Rock physics diagnostics was carried out in this study to quantitatively analyse lithologies encountered in order to de-risk exploration prospects in this field. The petrophysical analysis revealed that the reservoir sands possess good pore interconnectivity and sufficient hydrocarbon saturation for commercial production. The derived localized relationship between VP and VS via statistical linear regression analysis predicts Vs from Vp with high level of precision and fits a large population analysis of the other wells and therefore is suitable for the Niger Delta deep offshore sediments. Compaction study revealed that at a certain depth, quartz cementation of sands occurred and velocity of sandstones became higher than that of uncemented sands at the mechanical zone. This depth represents very significant seismic boundary in the field.

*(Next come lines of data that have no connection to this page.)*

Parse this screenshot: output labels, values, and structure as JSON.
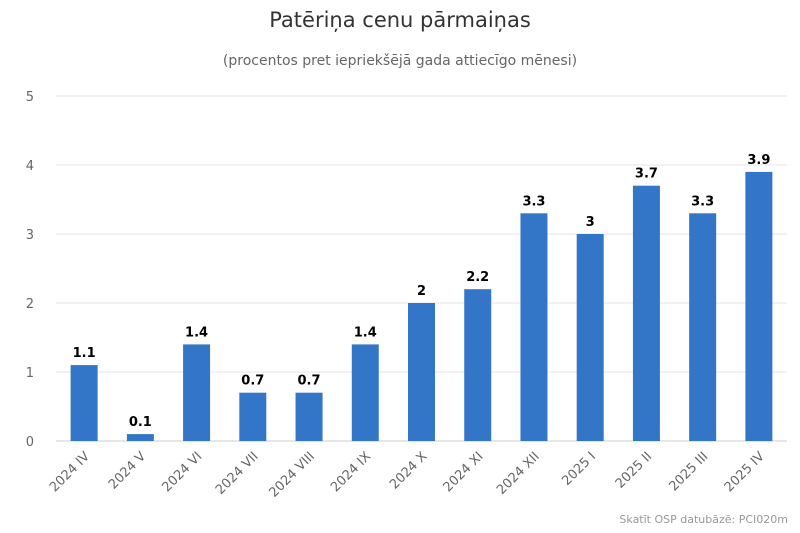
{
  "chart_data": {
    "type": "bar",
    "title": "Patēriņa cenu pārmaiņas",
    "subtitle": "(procentos pret iepriekšējā gada attiecīgo mēnesi)",
    "categories": [
      "2024 IV",
      "2024 V",
      "2024 VI",
      "2024 VII",
      "2024 VIII",
      "2024 IX",
      "2024 X",
      "2024 XI",
      "2024 XII",
      "2025 I",
      "2025 II",
      "2025 III",
      "2025 IV"
    ],
    "values": [
      1.1,
      0.1,
      1.4,
      0.7,
      0.7,
      1.4,
      2,
      2.2,
      3.3,
      3,
      3.7,
      3.3,
      3.9
    ],
    "data_labels": [
      "1.1",
      "0.1",
      "1.4",
      "0.7",
      "0.7",
      "1.4",
      "2",
      "2.2",
      "3.3",
      "3",
      "3.7",
      "3.3",
      "3.9"
    ],
    "ylim": [
      0,
      5
    ],
    "yticks": [
      0,
      1,
      2,
      3,
      4,
      5
    ],
    "grid": true,
    "bar_color": "#3375c6",
    "credit": "Skatīt OSP datubāzē: PCI020m"
  }
}
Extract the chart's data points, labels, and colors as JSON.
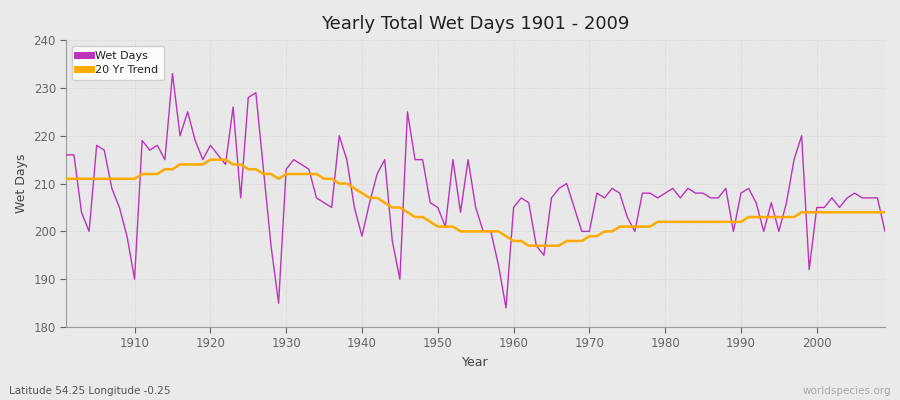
{
  "title": "Yearly Total Wet Days 1901 - 2009",
  "xlabel": "Year",
  "ylabel": "Wet Days",
  "subtitle": "Latitude 54.25 Longitude -0.25",
  "watermark": "worldspecies.org",
  "line_color": "#bb33bb",
  "trend_color": "#ffaa00",
  "bg_color": "#eaeaea",
  "plot_bg_color": "#e8e8e8",
  "grid_color": "#d0d0d0",
  "ylim": [
    180,
    240
  ],
  "xlim": [
    1901,
    2009
  ],
  "years": [
    1901,
    1902,
    1903,
    1904,
    1905,
    1906,
    1907,
    1908,
    1909,
    1910,
    1911,
    1912,
    1913,
    1914,
    1915,
    1916,
    1917,
    1918,
    1919,
    1920,
    1921,
    1922,
    1923,
    1924,
    1925,
    1926,
    1927,
    1928,
    1929,
    1930,
    1931,
    1932,
    1933,
    1934,
    1935,
    1936,
    1937,
    1938,
    1939,
    1940,
    1941,
    1942,
    1943,
    1944,
    1945,
    1946,
    1947,
    1948,
    1949,
    1950,
    1951,
    1952,
    1953,
    1954,
    1955,
    1956,
    1957,
    1958,
    1959,
    1960,
    1961,
    1962,
    1963,
    1964,
    1965,
    1966,
    1967,
    1968,
    1969,
    1970,
    1971,
    1972,
    1973,
    1974,
    1975,
    1976,
    1977,
    1978,
    1979,
    1980,
    1981,
    1982,
    1983,
    1984,
    1985,
    1986,
    1987,
    1988,
    1989,
    1990,
    1991,
    1992,
    1993,
    1994,
    1995,
    1996,
    1997,
    1998,
    1999,
    2000,
    2001,
    2002,
    2003,
    2004,
    2005,
    2006,
    2007,
    2008,
    2009
  ],
  "wet_days": [
    216,
    216,
    204,
    200,
    218,
    217,
    209,
    205,
    199,
    190,
    219,
    217,
    218,
    215,
    233,
    220,
    225,
    219,
    215,
    218,
    216,
    214,
    226,
    207,
    228,
    229,
    213,
    197,
    185,
    213,
    215,
    214,
    213,
    207,
    206,
    205,
    220,
    215,
    205,
    199,
    206,
    212,
    215,
    198,
    190,
    225,
    215,
    215,
    206,
    205,
    201,
    215,
    204,
    215,
    205,
    200,
    200,
    193,
    184,
    205,
    207,
    206,
    197,
    195,
    207,
    209,
    210,
    205,
    200,
    200,
    208,
    207,
    209,
    208,
    203,
    200,
    208,
    208,
    207,
    208,
    209,
    207,
    209,
    208,
    208,
    207,
    207,
    209,
    200,
    208,
    209,
    206,
    200,
    206,
    200,
    206,
    215,
    220,
    192,
    205,
    205,
    207,
    205,
    207,
    208,
    207,
    207,
    207,
    200
  ],
  "trend": [
    211,
    211,
    211,
    211,
    211,
    211,
    211,
    211,
    211,
    211,
    212,
    212,
    212,
    213,
    213,
    214,
    214,
    214,
    214,
    215,
    215,
    215,
    214,
    214,
    213,
    213,
    212,
    212,
    211,
    212,
    212,
    212,
    212,
    212,
    211,
    211,
    210,
    210,
    209,
    208,
    207,
    207,
    206,
    205,
    205,
    204,
    203,
    203,
    202,
    201,
    201,
    201,
    200,
    200,
    200,
    200,
    200,
    200,
    199,
    198,
    198,
    197,
    197,
    197,
    197,
    197,
    198,
    198,
    198,
    199,
    199,
    200,
    200,
    201,
    201,
    201,
    201,
    201,
    202,
    202,
    202,
    202,
    202,
    202,
    202,
    202,
    202,
    202,
    202,
    202,
    203,
    203,
    203,
    203,
    203,
    203,
    203,
    204,
    204,
    204,
    204,
    204,
    204,
    204,
    204,
    204,
    204,
    204,
    204
  ]
}
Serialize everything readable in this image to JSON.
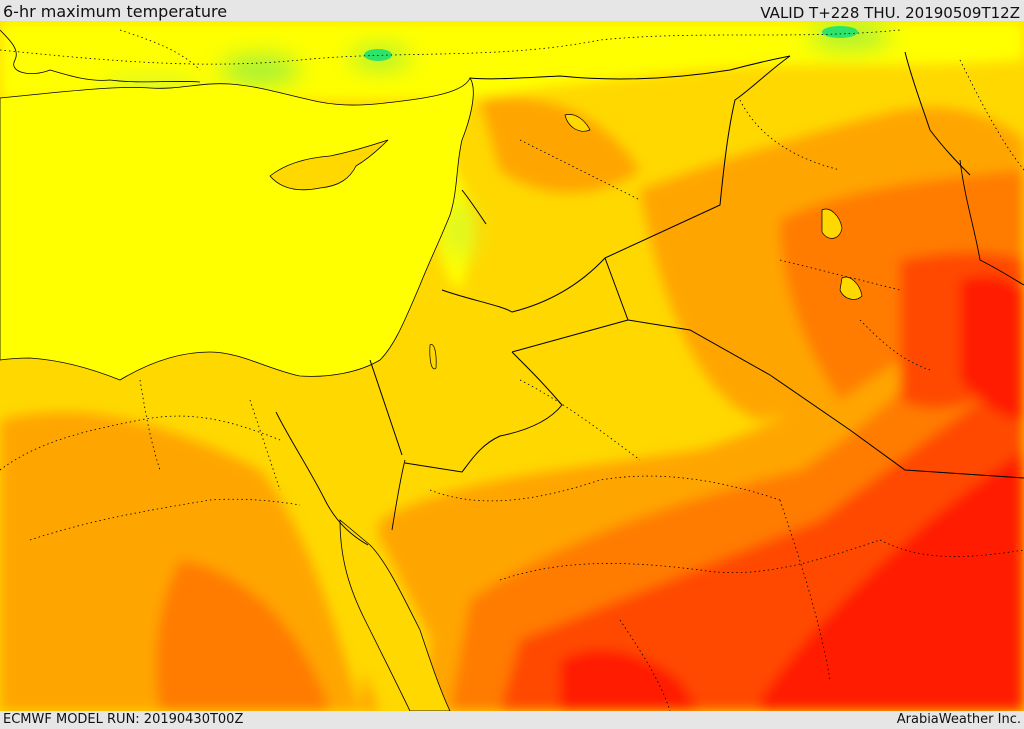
{
  "header": {
    "title": "6-hr maximum temperature",
    "valid": "VALID T+228 THU. 20190509T12Z"
  },
  "footer": {
    "model_run": "ECMWF MODEL RUN: 20190430T00Z",
    "credit": "ArabiaWeather Inc."
  },
  "colors": {
    "cool_green": "#2ee36a",
    "light_green": "#9ef03c",
    "yellow_green": "#d8f52a",
    "yellow": "#ffff00",
    "yellow_orange": "#ffd800",
    "orange": "#ffa500",
    "dark_orange": "#ff7b00",
    "red_orange": "#ff4a00",
    "red": "#ff1a00",
    "border": "#000000"
  }
}
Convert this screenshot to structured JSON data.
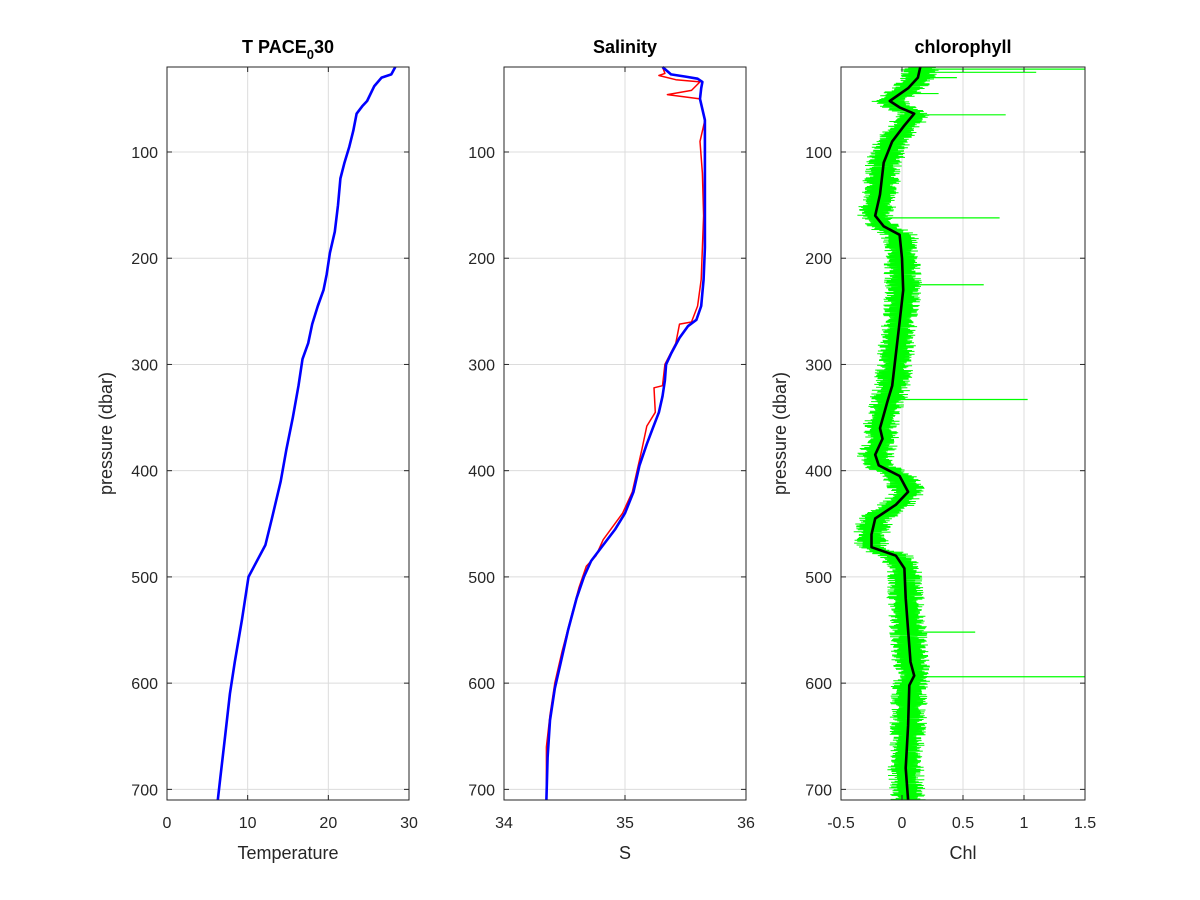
{
  "chart_data": [
    {
      "type": "line",
      "title": "T PACE",
      "title_subscript": "0",
      "title_suffix": "30",
      "xlabel": "Temperature",
      "ylabel": "pressure (dbar)",
      "xlim": [
        0,
        30
      ],
      "ylim": [
        20,
        710
      ],
      "y_reversed": true,
      "grid": true,
      "xticks": [
        0,
        10,
        20,
        30
      ],
      "yticks": [
        100,
        200,
        300,
        400,
        500,
        600,
        700
      ],
      "series": [
        {
          "color": "#0000ff",
          "points": [
            [
              28.3,
              20
            ],
            [
              27.8,
              27
            ],
            [
              26.6,
              30
            ],
            [
              25.7,
              38
            ],
            [
              24.8,
              52
            ],
            [
              24.2,
              57
            ],
            [
              23.5,
              64
            ],
            [
              23.1,
              80
            ],
            [
              22.6,
              95
            ],
            [
              22.0,
              110
            ],
            [
              21.5,
              125
            ],
            [
              21.2,
              150
            ],
            [
              20.8,
              175
            ],
            [
              20.2,
              195
            ],
            [
              19.8,
              215
            ],
            [
              19.4,
              230
            ],
            [
              18.7,
              245
            ],
            [
              18.0,
              262
            ],
            [
              17.5,
              280
            ],
            [
              16.8,
              295
            ],
            [
              16.3,
              320
            ],
            [
              15.6,
              350
            ],
            [
              14.8,
              380
            ],
            [
              14.1,
              410
            ],
            [
              13.0,
              445
            ],
            [
              12.2,
              470
            ],
            [
              10.8,
              490
            ],
            [
              10.1,
              500
            ],
            [
              9.3,
              540
            ],
            [
              8.4,
              580
            ],
            [
              7.8,
              610
            ],
            [
              7.2,
              650
            ],
            [
              6.6,
              690
            ],
            [
              6.3,
              710
            ]
          ]
        }
      ]
    },
    {
      "type": "line",
      "title": "Salinity",
      "xlabel": "S",
      "ylabel": "",
      "xlim": [
        34,
        36
      ],
      "ylim": [
        20,
        710
      ],
      "y_reversed": true,
      "grid": true,
      "xticks": [
        34,
        35,
        36
      ],
      "series": [
        {
          "color": "#ff0000",
          "points": [
            [
              35.31,
              20
            ],
            [
              35.33,
              26
            ],
            [
              35.28,
              28
            ],
            [
              35.42,
              32
            ],
            [
              35.62,
              34
            ],
            [
              35.55,
              42
            ],
            [
              35.35,
              46
            ],
            [
              35.62,
              50
            ],
            [
              35.66,
              70
            ],
            [
              35.62,
              90
            ],
            [
              35.64,
              120
            ],
            [
              35.65,
              160
            ],
            [
              35.64,
              190
            ],
            [
              35.63,
              220
            ],
            [
              35.6,
              245
            ],
            [
              35.55,
              260
            ],
            [
              35.45,
              262
            ],
            [
              35.42,
              280
            ],
            [
              35.33,
              300
            ],
            [
              35.31,
              320
            ],
            [
              35.24,
              322
            ],
            [
              35.25,
              345
            ],
            [
              35.18,
              358
            ],
            [
              35.14,
              380
            ],
            [
              35.06,
              420
            ],
            [
              34.98,
              440
            ],
            [
              34.82,
              465
            ],
            [
              34.76,
              480
            ],
            [
              34.68,
              490
            ],
            [
              34.62,
              510
            ],
            [
              34.55,
              540
            ],
            [
              34.48,
              570
            ],
            [
              34.42,
              600
            ],
            [
              34.38,
              630
            ],
            [
              34.35,
              660
            ],
            [
              34.35,
              710
            ]
          ]
        },
        {
          "color": "#0000ff",
          "points": [
            [
              35.31,
              20
            ],
            [
              35.38,
              27
            ],
            [
              35.5,
              29
            ],
            [
              35.6,
              31
            ],
            [
              35.64,
              34
            ],
            [
              35.63,
              40
            ],
            [
              35.62,
              50
            ],
            [
              35.66,
              70
            ],
            [
              35.66,
              95
            ],
            [
              35.66,
              125
            ],
            [
              35.66,
              160
            ],
            [
              35.66,
              190
            ],
            [
              35.65,
              220
            ],
            [
              35.63,
              245
            ],
            [
              35.59,
              258
            ],
            [
              35.52,
              264
            ],
            [
              35.45,
              275
            ],
            [
              35.38,
              290
            ],
            [
              35.34,
              300
            ],
            [
              35.33,
              315
            ],
            [
              35.31,
              330
            ],
            [
              35.28,
              345
            ],
            [
              35.23,
              360
            ],
            [
              35.18,
              375
            ],
            [
              35.12,
              395
            ],
            [
              35.07,
              420
            ],
            [
              35.0,
              440
            ],
            [
              34.92,
              455
            ],
            [
              34.82,
              470
            ],
            [
              34.72,
              485
            ],
            [
              34.66,
              500
            ],
            [
              34.6,
              520
            ],
            [
              34.53,
              550
            ],
            [
              34.47,
              580
            ],
            [
              34.42,
              605
            ],
            [
              34.38,
              635
            ],
            [
              34.36,
              670
            ],
            [
              34.35,
              710
            ]
          ]
        }
      ]
    },
    {
      "type": "line",
      "title": "chlorophyll",
      "xlabel": "Chl",
      "ylabel": "pressure (dbar)",
      "xlim": [
        -0.5,
        1.5
      ],
      "ylim": [
        20,
        710
      ],
      "y_reversed": true,
      "grid": true,
      "xticks": [
        -0.5,
        0,
        0.5,
        1,
        1.5
      ],
      "xtick_labels": [
        "-0.5",
        "0",
        "0.5",
        "1",
        "1.5"
      ],
      "series": [
        {
          "color": "#00ff00",
          "type": "noisy-envelope",
          "halfwidth": 0.12,
          "spikes": [
            [
              22,
              1.5
            ],
            [
              25,
              1.1
            ],
            [
              30,
              0.45
            ],
            [
              45,
              0.3
            ],
            [
              65,
              0.85
            ],
            [
              162,
              0.8
            ],
            [
              225,
              0.67
            ],
            [
              333,
              1.03
            ],
            [
              552,
              0.6
            ],
            [
              594,
              1.5
            ]
          ]
        },
        {
          "color": "#000000",
          "points": [
            [
              0.15,
              20
            ],
            [
              0.13,
              30
            ],
            [
              0.05,
              40
            ],
            [
              -0.1,
              52
            ],
            [
              -0.02,
              58
            ],
            [
              0.1,
              64
            ],
            [
              0.02,
              75
            ],
            [
              -0.08,
              90
            ],
            [
              -0.15,
              110
            ],
            [
              -0.18,
              140
            ],
            [
              -0.22,
              160
            ],
            [
              -0.15,
              170
            ],
            [
              -0.02,
              178
            ],
            [
              0.0,
              200
            ],
            [
              0.01,
              230
            ],
            [
              -0.02,
              260
            ],
            [
              -0.05,
              290
            ],
            [
              -0.08,
              320
            ],
            [
              -0.12,
              335
            ],
            [
              -0.18,
              360
            ],
            [
              -0.16,
              370
            ],
            [
              -0.22,
              385
            ],
            [
              -0.19,
              395
            ],
            [
              -0.02,
              405
            ],
            [
              0.05,
              420
            ],
            [
              -0.05,
              432
            ],
            [
              -0.22,
              445
            ],
            [
              -0.25,
              460
            ],
            [
              -0.25,
              472
            ],
            [
              -0.05,
              480
            ],
            [
              0.02,
              492
            ],
            [
              0.03,
              520
            ],
            [
              0.05,
              550
            ],
            [
              0.07,
              580
            ],
            [
              0.1,
              593
            ],
            [
              0.06,
              602
            ],
            [
              0.05,
              640
            ],
            [
              0.03,
              680
            ],
            [
              0.05,
              710
            ]
          ]
        }
      ]
    }
  ]
}
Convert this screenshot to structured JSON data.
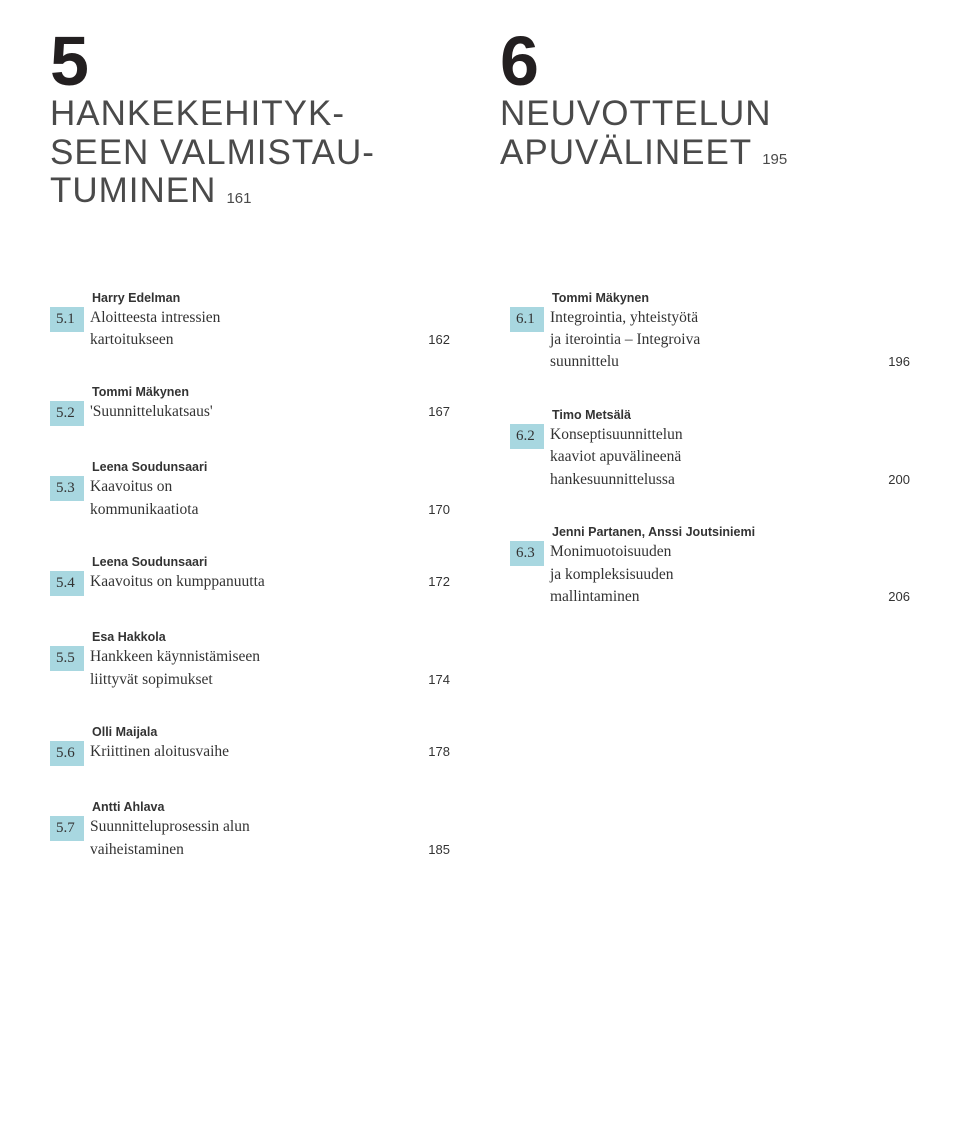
{
  "chapters": {
    "left": {
      "num": "5",
      "title_lines": [
        "HANKEKEHITYK-",
        "SEEN VALMISTAU-",
        "TUMINEN"
      ],
      "page": "161"
    },
    "right": {
      "num": "6",
      "title_lines": [
        "NEUVOTTELUN",
        "APUVÄLINEET"
      ],
      "page": "195"
    }
  },
  "left_col": [
    {
      "author": "Harry Edelman",
      "num": "5.1",
      "lines": [
        "Aloitteesta intressien",
        "kartoitukseen"
      ],
      "page": "162"
    },
    {
      "author": "Tommi Mäkynen",
      "num": "5.2",
      "lines": [
        "'Suunnittelukatsaus'"
      ],
      "page": "167"
    },
    {
      "author": "Leena Soudunsaari",
      "num": "5.3",
      "lines": [
        "Kaavoitus on",
        "kommunikaatiota"
      ],
      "page": "170"
    },
    {
      "author": "Leena Soudunsaari",
      "num": "5.4",
      "lines": [
        "Kaavoitus on kumppanuutta"
      ],
      "page": "172"
    },
    {
      "author": "Esa Hakkola",
      "num": "5.5",
      "lines": [
        "Hankkeen käynnistämiseen",
        "liittyvät sopimukset"
      ],
      "page": "174"
    },
    {
      "author": "Olli Maijala",
      "num": "5.6",
      "lines": [
        "Kriittinen aloitusvaihe"
      ],
      "page": "178"
    },
    {
      "author": "Antti Ahlava",
      "num": "5.7",
      "lines": [
        "Suunnitteluprosessin alun",
        "vaiheistaminen"
      ],
      "page": "185"
    }
  ],
  "right_col": [
    {
      "author": "Tommi Mäkynen",
      "num": "6.1",
      "lines": [
        "Integrointia, yhteistyötä",
        "ja iterointia – Integroiva",
        "suunnittelu"
      ],
      "page": "196"
    },
    {
      "author": "Timo Metsälä",
      "num": "6.2",
      "lines": [
        "Konseptisuunnittelun",
        "kaaviot apuvälineenä",
        "hankesuunnittelussa"
      ],
      "page": "200"
    },
    {
      "author": "Jenni Partanen, Anssi Joutsiniemi",
      "num": "6.3",
      "lines": [
        "Monimuotoisuuden",
        "ja kompleksisuuden",
        "mallintaminen"
      ],
      "page": "206"
    }
  ],
  "colors": {
    "highlight": "#a8d7e0",
    "text": "#333333",
    "title": "#4a4a4a",
    "bg": "#ffffff"
  }
}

Porosity-velocity crossplot accounts for the percentage of clay content in the reservoir sands. The model quantitatively revealed that the reservoir sand data points contained percentage of clay content typical of turbidite sands. The cement models (constant, contact and friable models) revealed depositional and depth related diagenetic influences on reservoir rock properties. The reservoir sands occurring majorly at the mechanical zone are poorly cemented to unconsolidated. The two models indicate that the reservoir sands in the study area are both influenced by depositional trends and depth related diagenetic effects. Finally, rock physics template of acoustic impedance and VP/VS crossplot were also used to study fluid as well as cementation effect on the rock properties. These plots indicate that the reservoir intervals have slight cementation at their grain contacts, which made the sediments stiffer. This stiffness gave peaks in the VP values, which may mask light hydrocarbon effect on VP and VS values to some extent.